Wczoraj była mięsna uczta botwinkowa, więc dzisiaj burgery wegetariańskie – burgery z botwinki i tofu. Bardzo smaczne, pożywne i sycące. A burgery to świetny pomysł na letni obiad, bo można je jeść na ciepło, ale na zimno też są smaczne. Więc jak nie lubicie gorących obiadów w ciepłe dni (ja tam nigdy nie miałam z tym problemu akurat i nawet jak jest 30 stopni to obiad ma być na ciepło i koniec ;p) bardzo dobrze się sprawdzą. Surówka obok, ugotowane młode warzywa albo podane w chrupiącej bułce i już zdrowy letni obiad gotowy :) U mnie wylądowały obok surówki coleslaw z młodej kapusty, który Wam pokażę następnym razem ;) Ja do swoich burgerów tym razem dodałam tylko liście botwinki, ale jeżeli chcecie możecie wrzucić też pokrojone buraczki – wtedy burgery z botwinki i tofu będą pięknie różowe :) I w ogóle to wydaje mi się, że wersja wegańska, czyli bez jajka jest możliwa i na pewno ją wypróbuję, ale tym razem wbiłam już jajko z przyzwyczajenia :p
Burgery z botwinki i tofu
(4 burgery)
~ 1 pęczek botwinki
~ 100 g kaszy jaglanej
~ 180 g naturalnego tofu
~ 1 jajko
~ sól, pieprz
~ 1-2 ząbki czosnku
~ 1-2 łyżki sosu sojowego
~ oliwa do smażenia
Kaszę jaglaną gotujemy wg przepisu na opakowaniu, studzimy do temperatury pokojowej.
Liście botwinki (i buraczki) drobno siekamy i podsmażamy z przeciśniętym przez praskę czosnkiem na oliwie. Dusimy ok. 5 minut, żeby ładnie zmiękły. Dodajemy pokrojone w kostkę tofu i chwilę trzymamy na ogniu. Doprawiamy solą, pieprzem i sosem sojowym. Lekko studzimy.
Mieszamy botwinkę i tofu z kaszą jaglaną i miksujemy blenderem na gładką masę. Dokładnie mieszamy i wbijamy jajko. Mieszamy (masa będzie dość gęsta). Wilgotnymi dłońmi formujemy burgery i układamy na wyłożonej papierem do pieczenia blaszce. Pieczemy 25-30 minut w 190 stopniach (nie wyjmujcie za wcześnie, bo będą się rozwalać!).

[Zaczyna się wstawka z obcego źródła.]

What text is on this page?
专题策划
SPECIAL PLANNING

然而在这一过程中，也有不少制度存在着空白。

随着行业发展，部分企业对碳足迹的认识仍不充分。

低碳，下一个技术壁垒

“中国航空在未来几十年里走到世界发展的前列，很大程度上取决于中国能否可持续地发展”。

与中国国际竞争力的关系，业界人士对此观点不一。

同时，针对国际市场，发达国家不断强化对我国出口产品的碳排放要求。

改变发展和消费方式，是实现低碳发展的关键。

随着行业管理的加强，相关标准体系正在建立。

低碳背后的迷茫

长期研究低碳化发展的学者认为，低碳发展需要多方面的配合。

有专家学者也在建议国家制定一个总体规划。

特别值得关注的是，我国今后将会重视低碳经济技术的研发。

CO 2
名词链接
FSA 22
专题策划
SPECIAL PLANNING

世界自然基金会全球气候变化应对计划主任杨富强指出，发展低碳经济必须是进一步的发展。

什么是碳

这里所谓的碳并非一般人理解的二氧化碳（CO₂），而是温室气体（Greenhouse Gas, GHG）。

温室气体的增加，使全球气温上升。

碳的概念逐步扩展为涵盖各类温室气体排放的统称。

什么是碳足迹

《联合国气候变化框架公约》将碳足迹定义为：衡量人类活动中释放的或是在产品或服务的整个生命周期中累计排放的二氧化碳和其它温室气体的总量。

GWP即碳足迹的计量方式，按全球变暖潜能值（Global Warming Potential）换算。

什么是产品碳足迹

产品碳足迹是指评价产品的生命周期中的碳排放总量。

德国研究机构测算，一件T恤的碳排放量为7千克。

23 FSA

Podajemy w bułce lub z surówkami. Smacznego :)
3 komentarze
Tofu mi szkodzi ale burgery ciekawe ;)
świetne burgery, idealne na lunch w pracy :)
Burgery z botwinki robiłam kilka dni temu, a następnym razem dodam do nich tofu. Twoje wyglądają przepysznie ;)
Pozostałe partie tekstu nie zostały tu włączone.